Put them on your shoulders, pat them, start singing lullabies and eventually they will sleep off after few minutes/hours.. Day 1 Aadhu slept on me and I dozed off the on my sofa itself.
When Aadhu woke up at middle of night I kept a small glass of cow’s milk and told her that her special milk is ready for her. She drank it and after crying for few minutes she went back to sleep.
Remember Day 2 & Day 3 will be the toughest. They will cry their lungs out 🙁 It will be tough for us too but just remember we are doing what is best for both of us.
No ipads, mobile phones or other gadget based distractions before sleeptime. That will mske them even more crankier. Just keep reading stories, play with them and play mild music or white noise to comfort them while crying.
A rough time schedule that I followed the first three days (Time schedule can vary & kindly adjust based on your kid)
– Dinner at around 8:30-9:00pm.
– Playing & Storytime till 10:00pm.
– Turn off lights and they will start their crying 😉 Try to cuddle and talk to them. Explain them that we are doing it for their good etc etc. Slowly after few minutes ask your partner to take over and let the kid sleep on their shoulders or lap.

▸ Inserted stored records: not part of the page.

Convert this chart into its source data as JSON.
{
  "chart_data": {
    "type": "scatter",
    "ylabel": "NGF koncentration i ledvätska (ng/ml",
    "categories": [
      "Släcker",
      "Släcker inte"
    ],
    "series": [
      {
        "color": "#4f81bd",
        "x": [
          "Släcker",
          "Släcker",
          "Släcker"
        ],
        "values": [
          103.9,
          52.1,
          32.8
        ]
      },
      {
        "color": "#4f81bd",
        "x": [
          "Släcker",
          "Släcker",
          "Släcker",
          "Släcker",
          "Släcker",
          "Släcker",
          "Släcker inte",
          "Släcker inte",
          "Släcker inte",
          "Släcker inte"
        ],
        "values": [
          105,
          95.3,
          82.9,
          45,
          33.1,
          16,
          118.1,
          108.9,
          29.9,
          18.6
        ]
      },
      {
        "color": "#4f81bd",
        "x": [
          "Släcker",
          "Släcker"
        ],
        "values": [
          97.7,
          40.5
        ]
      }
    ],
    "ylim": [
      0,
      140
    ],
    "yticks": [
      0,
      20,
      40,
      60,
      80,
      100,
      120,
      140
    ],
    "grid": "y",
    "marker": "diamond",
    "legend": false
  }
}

– Midnight at 1:30am when Aadhu woke up i gave her a glass of milk and went back to sleep at around 2:30am
– Early morning 5:00am : Gave a piece of Rusk and water. Went back to sleep at 6:00am and got up at around 8:00am
How to overcome sleep regression issue and prepare them for a full night sleep :
Aadhu started forcing herself to be awake at night and started screaming endlessly :
On Day 4 & Day 5 when Aadhu woke up at midnight I had cut down cow’s milk and just gave her water. She started crying & walking around the house for few minutes. Told her, the treat will be given in the morning
After resisting few minutes she came back and hugged me and started to sleep
When she woke up early morning gave her a piece of rusk and water. She slept quietly
Day 6 & Day 7 : We didnt give water and rusk too. Whenever she woke up I just cuddled her and kept singing lullabies and started telling some stories in husky softer tone, gently patting her back.
Day 8 she almost slept from 11:30pm to 5:30am.
Its been three weeks since her weaning process now her evening schedule is below (timing and food might vary based on what she had that day) :
5:00pm – Bathing and get ready to go to apartment play area
5:30-6:30pm – Playtime with other kids
6:30pm – Porridge or light snack
8:30-9:00pm – Dinner
10:00pm-10:30 – Story time and generally play time with both Appa, Amma.
Aadhu prefers to play with us more than reading books. I read a book or two and simply tell imaginary stories with any of her toys. She loves being silly with us and keep pulling our hair, cheeks and do some naughty stuff and by 10:45pm I turn off the bedroom light. She automatically comes and hugs me, sleeps near me in 10 minutes. I just keep patting her neck and massaging her legs, hands..
Her afternoon nap time routine is we have our lunch around 1:00pm and i close my bedroom door. She plays with me inside the room for 30-35 minutes and I keep telling her that her naptime is about to start. She comes and cuddles me. Will sleep in 10-15 minutes time. There are days when she wanted to keep palying, roaming around our house. I just let her do that. By 3pm she will be super tired and would head straight to bed. Her afternoon naps are mostly 45-50 minutes.
Kids love routine. Keep repeating what we will be doing, keep talking to them, explain them. They will gradually understand us and will follow our words. Dont let the mom guilt sink in when you are weaning off breastmilk. I have added maximum information. Hope this helps ❤️❤️
Note : This post is just an assurance for Moms who are struggling to stop feeding, who are still on dilemma & guilt of not wanting to make their kids suffer, who still thinks “what if kid didnt get enough nutrients from solids” 😊 My way might not be conventional but I assure you Moms needs rest too. It is OK to put your mental health in priority over breastfeeding. Goodluck!